The Indian Rupee (INR) has reached a new historic low against the US Dollar (USD), trading at 96.96 in recent sessions. This significant depreciation, which has seen the Rupee weaken by 5 percent since the onset of the Iran war and 11 percent over the past year, signals growing macroeconomic vulnerabilities for India.
Just five months ago, in December 2025, the local currency crossed the 90-per-dollar threshold for the first time, following its breach of the 85-per-dollar level in December 2024. The rapid descent from 85 to the current record low has occurred in just 17 months.
Key Drivers of Rupee's Decline
Several factors are contributing to the Rupee's free fall. Elevated crude oil prices, currently hovering around $110 per barrel, are a primary concern for India, a major oil importer. Persistent geopolitical tensions in West Asia further exacerbate the situation, fueling strong dollar demand and dampening overall risk sentiment, according to Abhishek Bisen, Head of Fixed Income at Kotak Mahindra AMC.

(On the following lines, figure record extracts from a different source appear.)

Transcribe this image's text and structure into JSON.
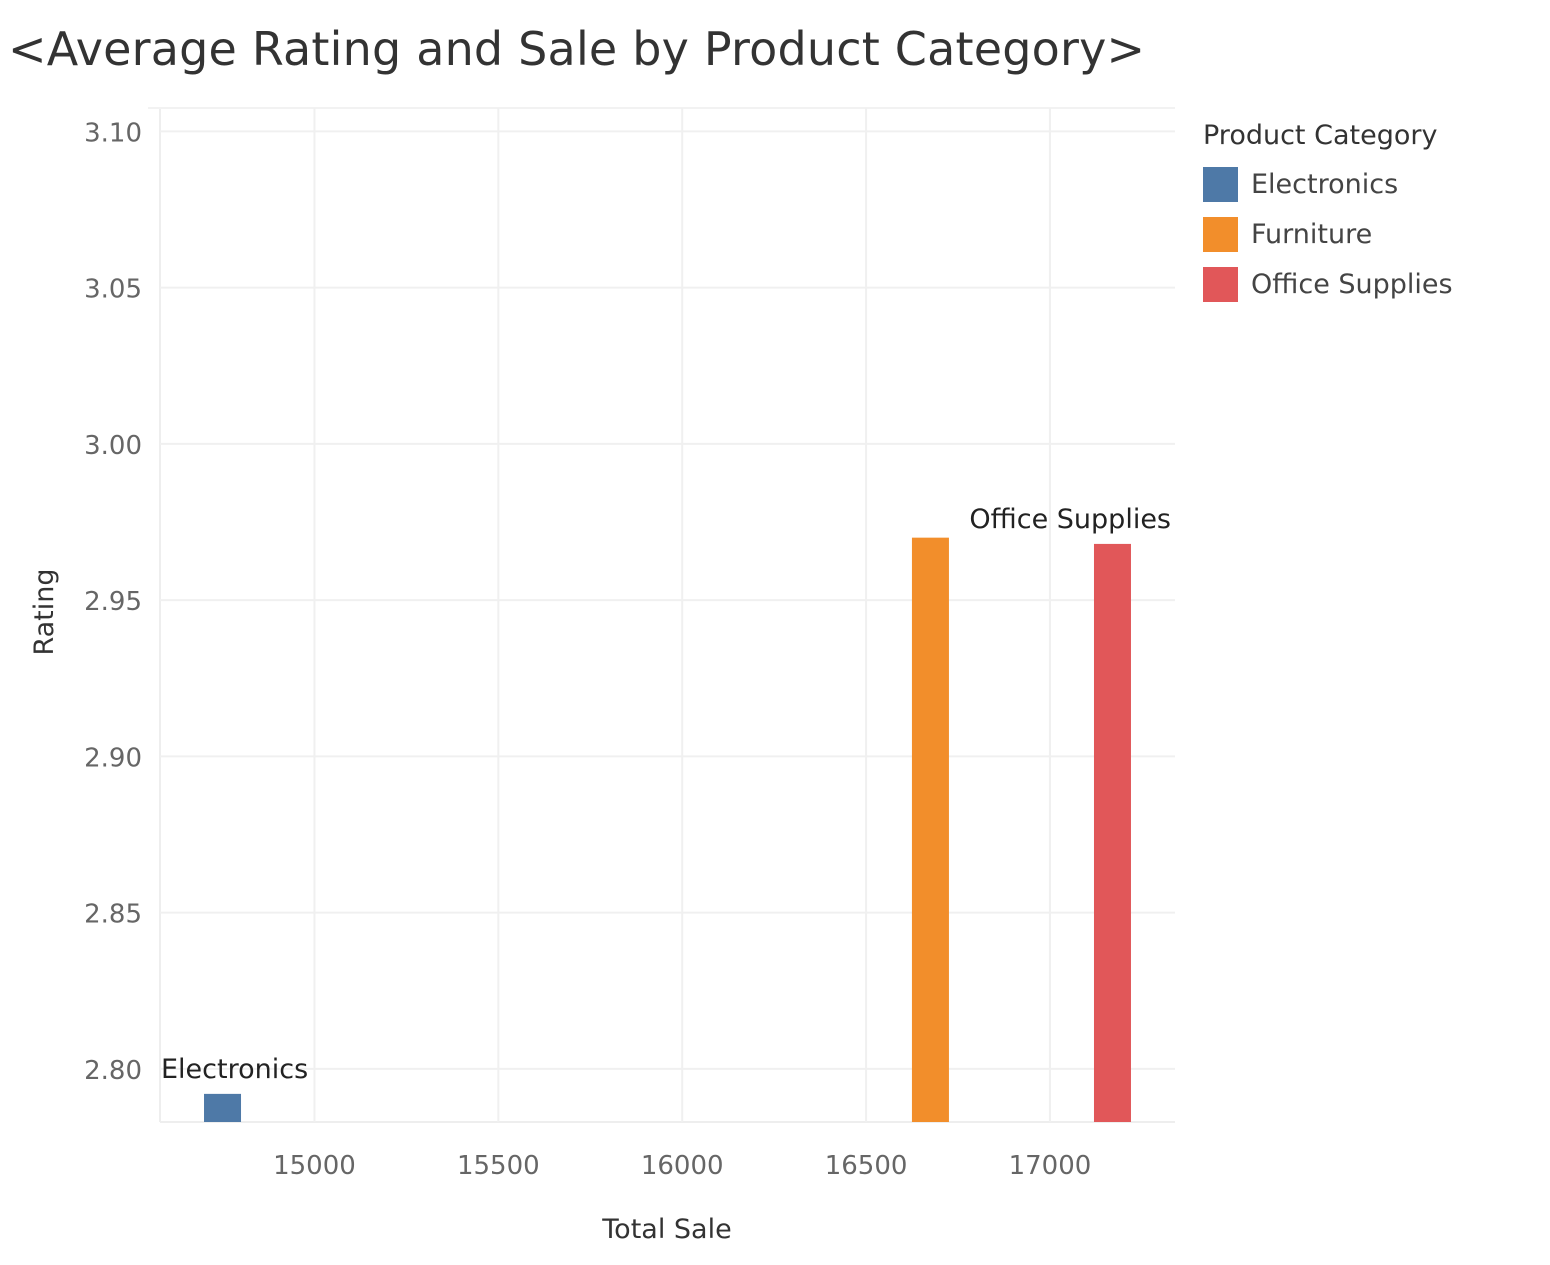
{
  "chart_data": {
    "type": "bar",
    "title": "<Average Rating and Sale by Product Category>",
    "xlabel": "Total Sale",
    "ylabel": "Rating",
    "xlim": [
      14580,
      17340
    ],
    "ylim": [
      2.783,
      3.1075
    ],
    "x_ticks": [
      15000,
      15500,
      16000,
      16500,
      17000
    ],
    "y_ticks": [
      "2.80",
      "2.85",
      "2.90",
      "2.95",
      "3.00",
      "3.05",
      "3.10"
    ],
    "grid": true,
    "legend": {
      "title": "Product Category",
      "placement": "right"
    },
    "series": [
      {
        "name": "Electronics",
        "x": 14750,
        "value": 2.792,
        "color": "#4e79a7",
        "label": "Electronics"
      },
      {
        "name": "Furniture",
        "x": 16675,
        "value": 2.97,
        "color": "#f28e2b",
        "label": ""
      },
      {
        "name": "Office Supplies",
        "x": 17170,
        "value": 2.968,
        "color": "#e15759",
        "label": "Office Supplies"
      }
    ]
  }
}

Ponmudi R, CEO of Enrich Money, highlighted that strong dollar demand and cautious foreign institutional investor (FII) flows have accelerated the INR's slide past critical psychological levels. These trends are raising alarms over potential imported inflation and increased input costs for Indian corporations.
Economic Vulnerabilities and RBI's Challenge
The widening current account deficit, projected to exceed 2 percent of GDP in FY2027, underscores India's growing external vulnerabilities. Systematix, in a recent note, pointed to dwindling external capital flows and a widening trade deficit, which together raise the specter of a third consecutive year of balance of payments deficit.

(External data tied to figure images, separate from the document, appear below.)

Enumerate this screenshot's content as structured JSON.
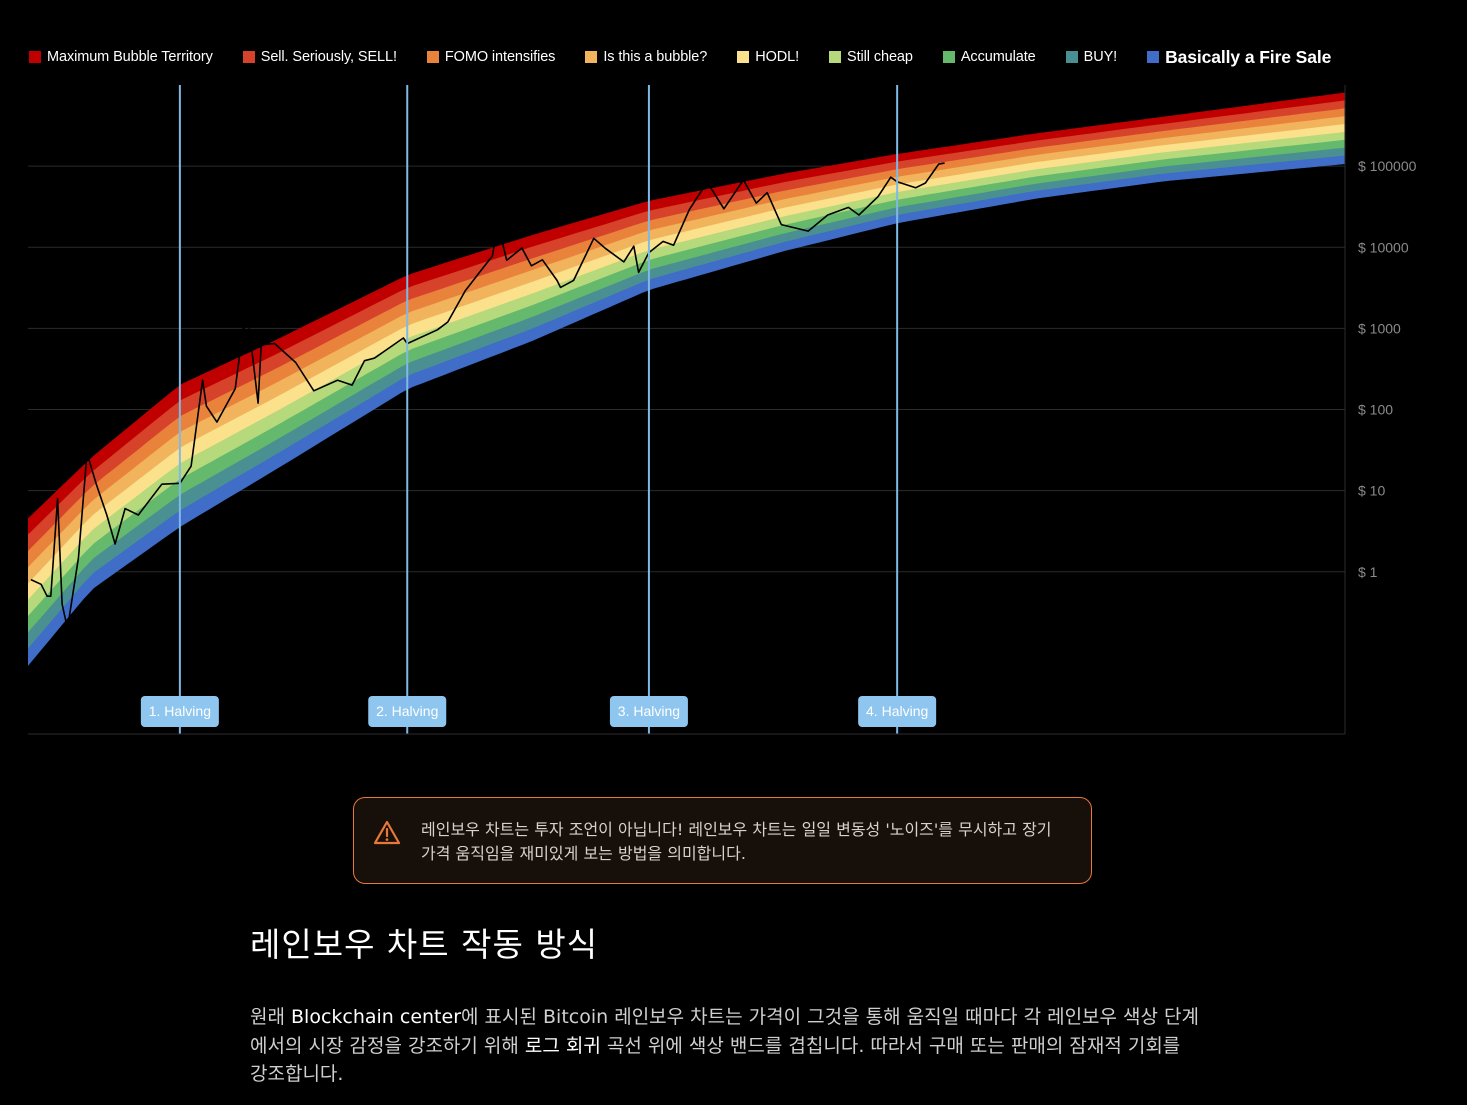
{
  "legend": [
    {
      "label": "Maximum Bubble Territory",
      "color": "#c00000"
    },
    {
      "label": "Sell. Seriously, SELL!",
      "color": "#d7422a"
    },
    {
      "label": "FOMO intensifies",
      "color": "#e9833c"
    },
    {
      "label": "Is this a bubble?",
      "color": "#f1b45c"
    },
    {
      "label": "HODL!",
      "color": "#fbe18c"
    },
    {
      "label": "Still cheap",
      "color": "#b6d97c"
    },
    {
      "label": "Accumulate",
      "color": "#65b96c"
    },
    {
      "label": "BUY!",
      "color": "#4a8f92"
    },
    {
      "label": "Basically a Fire Sale",
      "color": "#3f6dc8"
    }
  ],
  "chart_data": {
    "type": "line",
    "title": "",
    "y_scale": "log",
    "ylim": [
      0.01,
      1000000
    ],
    "xlim": [
      "2010-07-01",
      "2031-06-01"
    ],
    "y_tick_labels": [
      "$ 1",
      "$ 10",
      "$ 100",
      "$ 1000",
      "$ 10000",
      "$ 100000"
    ],
    "grid": true,
    "legend_position": "top",
    "bands": [
      {
        "name": "Maximum Bubble Territory",
        "color": "#c00000"
      },
      {
        "name": "Sell. Seriously, SELL!",
        "color": "#d7422a"
      },
      {
        "name": "FOMO intensifies",
        "color": "#e9833c"
      },
      {
        "name": "Is this a bubble?",
        "color": "#f1b45c"
      },
      {
        "name": "HODL!",
        "color": "#fbe18c"
      },
      {
        "name": "Still cheap",
        "color": "#b6d97c"
      },
      {
        "name": "Accumulate",
        "color": "#65b96c"
      },
      {
        "name": "BUY!",
        "color": "#4a8f92"
      },
      {
        "name": "Basically a Fire Sale",
        "color": "#3f6dc8"
      }
    ],
    "band_lower_edge": [
      {
        "x": "2010-07-01",
        "y": 0.07
      },
      {
        "x": "2011-07-01",
        "y": 0.6
      },
      {
        "x": "2012-11-28",
        "y": 3.6
      },
      {
        "x": "2014-06-01",
        "y": 18
      },
      {
        "x": "2016-07-09",
        "y": 180
      },
      {
        "x": "2018-07-01",
        "y": 700
      },
      {
        "x": "2020-05-11",
        "y": 3000
      },
      {
        "x": "2022-07-01",
        "y": 9000
      },
      {
        "x": "2024-04-20",
        "y": 20000
      },
      {
        "x": "2026-07-01",
        "y": 40000
      },
      {
        "x": "2028-07-01",
        "y": 65000
      },
      {
        "x": "2031-06-01",
        "y": 107000
      }
    ],
    "band_upper_edge": [
      {
        "x": "2010-07-01",
        "y": 4.5
      },
      {
        "x": "2011-07-01",
        "y": 25
      },
      {
        "x": "2012-11-28",
        "y": 200
      },
      {
        "x": "2014-06-01",
        "y": 700
      },
      {
        "x": "2016-07-09",
        "y": 4500
      },
      {
        "x": "2018-07-01",
        "y": 14000
      },
      {
        "x": "2020-05-11",
        "y": 37000
      },
      {
        "x": "2022-07-01",
        "y": 80000
      },
      {
        "x": "2024-04-20",
        "y": 140000
      },
      {
        "x": "2026-07-01",
        "y": 250000
      },
      {
        "x": "2028-07-01",
        "y": 400000
      },
      {
        "x": "2031-06-01",
        "y": 800000
      }
    ],
    "series": [
      {
        "color": "#000000",
        "points": [
          {
            "x": "2010-07-18",
            "y": 0.8
          },
          {
            "x": "2010-09-15",
            "y": 0.7
          },
          {
            "x": "2010-10-20",
            "y": 0.5
          },
          {
            "x": "2010-11-10",
            "y": 0.5
          },
          {
            "x": "2010-12-20",
            "y": 8
          },
          {
            "x": "2011-01-15",
            "y": 0.4
          },
          {
            "x": "2011-02-15",
            "y": 0.2
          },
          {
            "x": "2011-04-20",
            "y": 1.5
          },
          {
            "x": "2011-06-08",
            "y": 29
          },
          {
            "x": "2011-08-01",
            "y": 12
          },
          {
            "x": "2011-10-01",
            "y": 5
          },
          {
            "x": "2011-11-18",
            "y": 2.2
          },
          {
            "x": "2012-01-15",
            "y": 6
          },
          {
            "x": "2012-04-01",
            "y": 5
          },
          {
            "x": "2012-08-15",
            "y": 12
          },
          {
            "x": "2012-11-28",
            "y": 12.3
          },
          {
            "x": "2013-02-01",
            "y": 20
          },
          {
            "x": "2013-04-09",
            "y": 230
          },
          {
            "x": "2013-05-01",
            "y": 110
          },
          {
            "x": "2013-07-01",
            "y": 70
          },
          {
            "x": "2013-10-15",
            "y": 180
          },
          {
            "x": "2013-12-04",
            "y": 1150
          },
          {
            "x": "2013-12-18",
            "y": 520
          },
          {
            "x": "2014-01-05",
            "y": 1000
          },
          {
            "x": "2014-02-25",
            "y": 120
          },
          {
            "x": "2014-03-15",
            "y": 630
          },
          {
            "x": "2014-06-01",
            "y": 650
          },
          {
            "x": "2014-10-01",
            "y": 380
          },
          {
            "x": "2015-01-14",
            "y": 170
          },
          {
            "x": "2015-06-01",
            "y": 230
          },
          {
            "x": "2015-08-24",
            "y": 200
          },
          {
            "x": "2015-11-04",
            "y": 400
          },
          {
            "x": "2016-01-01",
            "y": 430
          },
          {
            "x": "2016-06-17",
            "y": 760
          },
          {
            "x": "2016-07-09",
            "y": 650
          },
          {
            "x": "2016-12-31",
            "y": 960
          },
          {
            "x": "2017-03-01",
            "y": 1200
          },
          {
            "x": "2017-06-10",
            "y": 2900
          },
          {
            "x": "2017-09-01",
            "y": 4900
          },
          {
            "x": "2017-11-15",
            "y": 7800
          },
          {
            "x": "2017-12-17",
            "y": 19500
          },
          {
            "x": "2018-02-06",
            "y": 6900
          },
          {
            "x": "2018-05-05",
            "y": 9800
          },
          {
            "x": "2018-06-29",
            "y": 5900
          },
          {
            "x": "2018-09-01",
            "y": 7000
          },
          {
            "x": "2018-11-25",
            "y": 3900
          },
          {
            "x": "2018-12-15",
            "y": 3200
          },
          {
            "x": "2019-03-01",
            "y": 3900
          },
          {
            "x": "2019-06-26",
            "y": 12900
          },
          {
            "x": "2019-09-01",
            "y": 9700
          },
          {
            "x": "2019-12-17",
            "y": 6600
          },
          {
            "x": "2020-02-13",
            "y": 10300
          },
          {
            "x": "2020-03-12",
            "y": 4900
          },
          {
            "x": "2020-05-11",
            "y": 8600
          },
          {
            "x": "2020-08-01",
            "y": 11800
          },
          {
            "x": "2020-10-01",
            "y": 10600
          },
          {
            "x": "2020-12-31",
            "y": 29000
          },
          {
            "x": "2021-04-14",
            "y": 63500
          },
          {
            "x": "2021-07-20",
            "y": 29800
          },
          {
            "x": "2021-11-10",
            "y": 67500
          },
          {
            "x": "2022-01-24",
            "y": 35000
          },
          {
            "x": "2022-03-28",
            "y": 47000
          },
          {
            "x": "2022-06-18",
            "y": 19000
          },
          {
            "x": "2022-11-21",
            "y": 15800
          },
          {
            "x": "2023-03-14",
            "y": 25000
          },
          {
            "x": "2023-07-13",
            "y": 31000
          },
          {
            "x": "2023-09-11",
            "y": 25000
          },
          {
            "x": "2023-12-31",
            "y": 42000
          },
          {
            "x": "2024-03-14",
            "y": 73000
          },
          {
            "x": "2024-04-20",
            "y": 64000
          },
          {
            "x": "2024-08-05",
            "y": 54000
          },
          {
            "x": "2024-10-01",
            "y": 62000
          },
          {
            "x": "2024-12-17",
            "y": 106000
          },
          {
            "x": "2025-01-20",
            "y": 109000
          }
        ]
      }
    ],
    "halvings": [
      {
        "label": "1. Halving",
        "x": "2012-11-28"
      },
      {
        "label": "2. Halving",
        "x": "2016-07-09"
      },
      {
        "label": "3. Halving",
        "x": "2020-05-11"
      },
      {
        "label": "4. Halving",
        "x": "2024-04-20"
      }
    ]
  },
  "warning": {
    "icon": "warning-triangle-icon",
    "color": "#e8773a",
    "text": "레인보우 차트는 투자 조언이 아닙니다! 레인보우 차트는 일일 변동성 '노이즈'를 무시하고 장기 가격 움직임을 재미있게 보는 방법을 의미합니다."
  },
  "section": {
    "title": "레인보우 차트 작동 방식",
    "body": {
      "p1": "원래 ",
      "link1": "Blockchain center",
      "p2": "에 표시된 Bitcoin 레인보우 차트는 가격이 그것을 통해 움직일 때마다 각 레인보우 색상 단계에서의 시장 감정을 강조하기 위해 ",
      "link2": "로그 회귀",
      "p3": " 곡선 위에 색상 밴드를 겹칩니다. 따라서 구매 또는 판매의 잠재적 기회를 강조합니다."
    }
  }
}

The brokerage firm stated,
“The confluence of stagflationary pressure and a BoP deficit makes the RBI’s task of preventing the rupee from breaching the psychologically critical 100-to-the-dollar mark a genuinely daunting one.”
Jateen Trivedi, VP Research Analyst - Commodity and Currency at LKP Securities, noted that sustained higher crude prices are increasing concerns over India’s import bill and widening trade deficit, maintaining a weak sentiment for the Rupee. Market participants are increasingly opting for dollar buying as a hedge against ongoing volatility.
Outlook and Policy Implications
While the Reserve Bank of India (RBI) has engaged in intermittent policy interventions to smooth volatility, external pressures and capital market sensitivities are expected to keep the Rupee largely range-bound or moving sideways in the near term. Experts like Bisen suggest that a sustained easing in geopolitical tensions and commodity prices will be crucial for any meaningful and durable currency stabilization.
Systematix warned that while the RBI might initially overlook a near-term surge in inflation, its persistence, compounded by a weakening currency, could eventually force a reversal of policy rates. This would mark a painful unwinding of the aggressively accommodative stance adopted last year.
The broader trend for the Rupee remains weak, with expectations for it to trade in a range of 96.25–97.00 in the immediate future, before potentially testing the 100-per-dollar mark.